Ce qu'il faut retenir
- Le pape Léon XIV bénit et inaugure la tour de Jésus à la Sagrada Família ce 10 juin 2026.
- Cette tour est la plus haute du monument, conçue par Antoni Gaudí.
- Les travaux de la Sagrada Família durent depuis 1882, soit plus de 140 ans.
- Un documentaire diffusé sur Arte retrace cette aventure architecturale.
- Marc Jampolsky et Béatrice Bizot apportent leur éclairage sur ce projet.
Une réalisation pharaonique enfin sur le point de s’achever
Avec l’inauguration de la tour de Jésus, la Sagrada Família entre dans une nouvelle phase de son histoire. Ce projet, imaginé par l’architecte Antoni Gaudí à la fin du XIXe siècle, est devenu le symbole d’une ambition artistique et religieuse hors norme. Selon France 24, la bénédiction par le pape Léon XIV, prévue ce mercredi 10 juin, officialise une avancée majeure pour ce chantier inachevé depuis des générations.
La tour de Jésus, qui culmine à plus de 170 mètres, incarne la volonté de Gaudí de faire de cette basilique un chef-d’œuvre à la gloire de Dieu. Mais au-delà de sa dimension spirituelle, le monument est aussi un défi technique et architectural sans équivalent dans le monde.
Un chantier né en 1882 et toujours en cours
Lancés il y a 144 ans, les travaux de la Sagrada Família n’ont jamais cessé, malgré les guerres, les crises économiques et les défis techniques. Aujourd’hui, ce sont près de 18 tours qui composent l’ensemble, chacune représentant un symbole biblique ou un apôtre. La tour de Jésus, dernière née, couronne ce monument inachevé et en fait l’un des sites les plus visités d’Espagne.
Pourtant, les débats persistent sur la pertinence de poursuivre un tel projet sur une aussi longue durée. Certains y voient un génie architectural, d’autres une folie organisationnelle et financière. Ce mercredi, l’inauguration de la tour de Jésus apportera une réponse concrète à cette question, même si le chantier ne sera pas totalement terminé pour autant.
Un documentaire et des experts pour décrypter l’événement
Pour mieux comprendre l’enjeu de cette inauguration, France 24 s’appuie sur les analyses de Marc Jampolsky, réalisateur du documentaire Sagrada Família, le rêve achevé de Gaudí, diffusé sur Arte, et de Béatrice Bizot, sculptrice spécialiste de l’œuvre de Gaudí. Tous deux apportent un éclairage complémentaire sur les défis techniques, artistiques et symboliques de ce projet.
« La Sagrada Família est bien plus qu’un monument : c’est une épopée humaine qui dépasse le cadre de l’architecture », a déclaré Marc Jampolsky à France 24. « Gaudí lui-même savait qu’il ne verrait pas son œuvre achevée. Aujourd’hui, nous assistons à la concrétisation de sa vision, même si le chantier se poursuit. »
Quel avenir pour la Sagrada Família après cette inauguration ?
Si la bénédiction de la tour de Jésus représente une étape symbolique, le chantier de la Sagrada Família n’est pas encore terminé. Selon les prévisions, les travaux pourraient s’étendre jusqu’en 2028, avec la finalisation des façades et des détails intérieurs. Une fois achevée, la basilique deviendra le plus haut bâtiment religieux d’Europe, devant la cathédrale d’Ulm en Allemagne.

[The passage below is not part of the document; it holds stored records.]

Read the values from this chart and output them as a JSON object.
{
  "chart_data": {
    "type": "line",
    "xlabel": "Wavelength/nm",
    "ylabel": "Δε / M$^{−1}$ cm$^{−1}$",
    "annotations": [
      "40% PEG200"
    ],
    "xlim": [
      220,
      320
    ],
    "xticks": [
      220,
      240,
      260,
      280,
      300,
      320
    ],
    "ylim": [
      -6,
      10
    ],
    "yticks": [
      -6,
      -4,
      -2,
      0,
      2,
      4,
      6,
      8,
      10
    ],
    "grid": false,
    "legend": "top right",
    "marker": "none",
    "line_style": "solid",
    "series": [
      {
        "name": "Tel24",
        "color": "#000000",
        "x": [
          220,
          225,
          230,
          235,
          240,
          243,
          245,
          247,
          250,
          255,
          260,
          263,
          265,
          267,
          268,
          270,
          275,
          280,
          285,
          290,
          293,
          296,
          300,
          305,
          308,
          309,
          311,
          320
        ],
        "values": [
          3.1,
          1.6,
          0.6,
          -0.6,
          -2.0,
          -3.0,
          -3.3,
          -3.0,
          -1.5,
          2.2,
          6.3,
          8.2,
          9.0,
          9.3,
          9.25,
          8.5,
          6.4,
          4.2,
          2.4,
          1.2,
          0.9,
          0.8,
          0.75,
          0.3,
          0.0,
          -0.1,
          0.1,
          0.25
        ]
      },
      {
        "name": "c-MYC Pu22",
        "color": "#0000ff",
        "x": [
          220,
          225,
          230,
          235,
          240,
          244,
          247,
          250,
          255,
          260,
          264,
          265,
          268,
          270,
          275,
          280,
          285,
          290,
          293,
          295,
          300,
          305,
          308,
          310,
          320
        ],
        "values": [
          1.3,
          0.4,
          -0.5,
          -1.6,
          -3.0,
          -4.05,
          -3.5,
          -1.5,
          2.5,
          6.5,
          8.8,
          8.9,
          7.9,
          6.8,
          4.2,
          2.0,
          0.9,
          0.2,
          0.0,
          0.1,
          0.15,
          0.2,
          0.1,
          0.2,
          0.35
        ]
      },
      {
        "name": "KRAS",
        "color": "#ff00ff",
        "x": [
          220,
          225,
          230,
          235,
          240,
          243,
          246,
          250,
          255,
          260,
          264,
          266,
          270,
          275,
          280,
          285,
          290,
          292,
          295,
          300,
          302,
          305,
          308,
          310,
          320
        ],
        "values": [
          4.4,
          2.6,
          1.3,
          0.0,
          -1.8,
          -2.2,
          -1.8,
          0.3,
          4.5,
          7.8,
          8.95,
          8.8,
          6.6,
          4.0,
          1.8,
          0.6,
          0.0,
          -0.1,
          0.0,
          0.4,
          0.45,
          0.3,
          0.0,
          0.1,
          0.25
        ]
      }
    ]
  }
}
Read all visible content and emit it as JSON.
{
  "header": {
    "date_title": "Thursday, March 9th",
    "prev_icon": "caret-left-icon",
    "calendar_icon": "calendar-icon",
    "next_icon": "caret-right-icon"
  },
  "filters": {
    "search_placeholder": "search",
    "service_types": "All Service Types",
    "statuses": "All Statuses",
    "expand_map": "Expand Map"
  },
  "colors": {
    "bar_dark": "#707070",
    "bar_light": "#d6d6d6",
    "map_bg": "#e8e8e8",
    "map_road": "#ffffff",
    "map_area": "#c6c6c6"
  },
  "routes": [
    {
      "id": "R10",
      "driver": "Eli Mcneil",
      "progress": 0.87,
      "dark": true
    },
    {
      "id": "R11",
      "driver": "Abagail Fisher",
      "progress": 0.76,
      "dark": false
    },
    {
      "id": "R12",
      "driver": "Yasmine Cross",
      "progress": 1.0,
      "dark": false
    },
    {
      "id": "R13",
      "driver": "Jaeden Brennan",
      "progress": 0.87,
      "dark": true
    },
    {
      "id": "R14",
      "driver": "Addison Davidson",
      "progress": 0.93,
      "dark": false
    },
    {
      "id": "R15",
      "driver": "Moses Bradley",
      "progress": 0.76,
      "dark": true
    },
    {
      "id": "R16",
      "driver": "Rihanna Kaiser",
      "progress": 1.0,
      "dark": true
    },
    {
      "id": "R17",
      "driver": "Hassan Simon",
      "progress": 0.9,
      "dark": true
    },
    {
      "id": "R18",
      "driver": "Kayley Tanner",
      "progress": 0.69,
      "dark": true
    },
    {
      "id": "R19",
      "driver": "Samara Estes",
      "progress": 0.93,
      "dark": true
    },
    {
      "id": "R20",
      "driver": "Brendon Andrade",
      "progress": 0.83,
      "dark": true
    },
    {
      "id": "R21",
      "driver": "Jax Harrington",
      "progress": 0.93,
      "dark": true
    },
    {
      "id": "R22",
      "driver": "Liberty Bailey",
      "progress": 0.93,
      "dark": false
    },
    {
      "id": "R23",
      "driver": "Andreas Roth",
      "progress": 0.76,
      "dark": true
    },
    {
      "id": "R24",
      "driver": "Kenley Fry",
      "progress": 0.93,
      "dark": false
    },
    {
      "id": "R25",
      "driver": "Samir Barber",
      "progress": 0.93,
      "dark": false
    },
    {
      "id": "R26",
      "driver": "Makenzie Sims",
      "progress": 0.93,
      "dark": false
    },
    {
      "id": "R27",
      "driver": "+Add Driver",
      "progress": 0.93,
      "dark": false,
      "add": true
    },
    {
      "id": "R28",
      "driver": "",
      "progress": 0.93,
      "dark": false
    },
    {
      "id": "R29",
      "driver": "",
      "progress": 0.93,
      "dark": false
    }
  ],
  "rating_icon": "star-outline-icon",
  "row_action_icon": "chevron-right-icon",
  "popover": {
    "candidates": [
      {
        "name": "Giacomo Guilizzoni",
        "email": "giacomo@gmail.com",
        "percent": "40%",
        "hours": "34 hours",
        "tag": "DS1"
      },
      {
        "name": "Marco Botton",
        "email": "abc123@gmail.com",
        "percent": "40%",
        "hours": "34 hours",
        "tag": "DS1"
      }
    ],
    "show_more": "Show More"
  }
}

Pour les autorités locales, cet événement est aussi une opportunité de relancer le tourisme à Barcelone, durement touché par la pandémie et les crises récentes. La Sagrada Família attire déjà plus de 4,5 millions de visiteurs par an, et cette inauguration pourrait encore booster sa fréquentation.
Quoi qu’il en soit, ce mercredi 10 juin 2026 restera comme une date clé dans l’histoire de ce monument hors du commun. Entre héritage artistique et défi architectural, la Sagrada Família prouve que certaines œuvres dépassent le temps et les époques.
Le chantier, lancé en 1882, a été ralenti par des guerres (notamment la guerre civile espagnole), des crises économiques et des défis techniques. Antoni Gaudí lui-même est mort en 1926, sans avoir vu son œuvre achevée. Aujourd’hui, les travaux avancent grâce à des méthodes modernes et des financements privés, mais certaines parties, comme les façades, nécessitent un travail artisanal minutieux.